Alzheimer's disease was founded in 1906 by Alois Alzheimer

Alzheimer's disease was founded by Dr. Alois Alzheimer in 1906. Dr. Alzheimer was autopsying the brain of a woman, Auguste D., who had passed away due to a strange mental illness that caused her to have memory loss, unpredictable behavior and language difficulties. When she passed away, Dr. Alzheimer examined her brain and found many abnormal clumps and tangled bundles of fibers, which we would later call amyloid plaques and tau tangles.

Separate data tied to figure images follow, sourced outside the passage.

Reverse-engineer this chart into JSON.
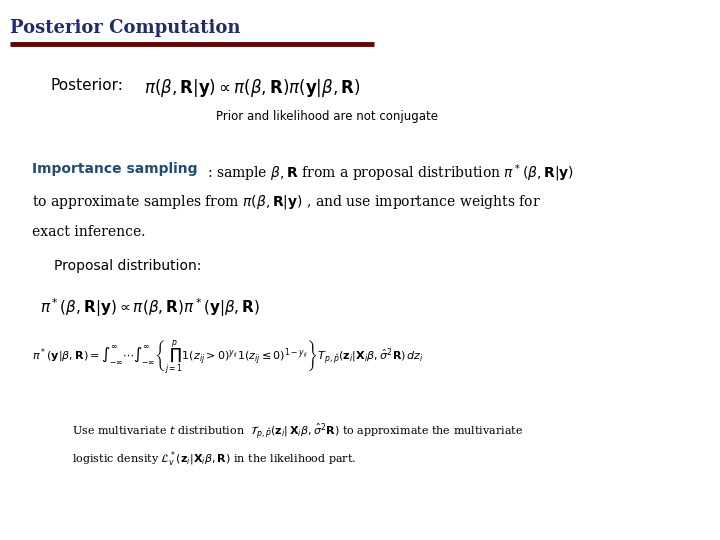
{
  "title": "Posterior Computation",
  "title_color": "#1F2D6E",
  "title_underline_color": "#6B0000",
  "bg_color": "#FFFFFF",
  "figsize": [
    7.2,
    5.4
  ],
  "dpi": 100,
  "posterior_label": "Posterior:",
  "posterior_formula": "$\\pi(\\beta, \\mathbf{R}|\\mathbf{y}) \\propto \\pi(\\beta, \\mathbf{R})\\pi(\\mathbf{y}|\\beta, \\mathbf{R})$",
  "prior_note": "Prior and likelihood are not conjugate",
  "importance_label": "Importance sampling",
  "importance_text1": ": sample $\\beta, \\mathbf{R}$ from a proposal distribution $\\pi^*(\\beta, \\mathbf{R}|\\mathbf{y})$",
  "importance_text2": "to approximate samples from $\\pi(\\beta, \\mathbf{R}|\\mathbf{y})$ , and use importance weights for",
  "importance_text3": "exact inference.",
  "proposal_label": "Proposal distribution:",
  "proposal_eq1": "$\\pi^*(\\beta, \\mathbf{R}|\\mathbf{y}) \\propto \\pi(\\beta, \\mathbf{R})\\pi^*(\\mathbf{y}|\\beta, \\mathbf{R})$",
  "proposal_eq2": "$\\pi^*(\\mathbf{y}|\\beta, \\mathbf{R})= \\int_{-\\infty}^{\\infty} \\cdots \\int_{-\\infty}^{\\infty} \\left\\{ \\prod_{j=1}^{p} 1(z_{ij}>0)^{y_{ij}} 1(z_{ij}\\leq 0)^{1-y_{ij}} \\right\\} T_{p,\\hat{p}}(\\mathbf{z}_i|\\mathbf{X}_i\\beta, \\hat{\\sigma}^2\\mathbf{R})\\, dz_i$",
  "note_text1": "Use multivariate $t$ distribution  $\\mathcal{T}_{p,\\hat{p}}(\\mathbf{z}_i|\\, \\mathbf{X}_i\\beta, \\hat{\\sigma}^2\\mathbf{R})$ to approximate the multivariate",
  "note_text2": "logistic density $\\mathcal{L}^*_v(\\mathbf{z}_i|\\mathbf{X}_i\\beta, \\mathbf{R})$ in the likelihood part.",
  "importance_color": "#1F4E79",
  "text_color": "#000000",
  "formula_color": "#000000",
  "title_fontsize": 13,
  "posterior_label_fontsize": 11,
  "posterior_formula_fontsize": 12,
  "prior_note_fontsize": 8.5,
  "importance_fontsize": 10,
  "body_fontsize": 10,
  "proposal_label_fontsize": 10,
  "proposal_eq1_fontsize": 11,
  "proposal_eq2_fontsize": 8,
  "note_fontsize": 8
}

After this discovery, studies on these changes in the brain continued, but this research was slow and difficult for scientists to understand. Researchers needed a tool that would help them look at the brain's cells closer. So in 1931, the electron microscope was invented by Ernst Ruska and Max Knoll, which allowed researchers to view brain cells that were magnified by 1 million times. Here on after, the research in Alzheimer's jumped ahead, because it allowed researchers to see and understand what they couldn't see before. 

Fast forward to 1968: Researchers at this time were able to measure the volume of damaged brain tissue that Alzheimer's disease caused, thanks to developments like the electron microscope. This allowed neurologists to create cognitive measurements scales to categorize the severity of Alzheimer's disease in patients.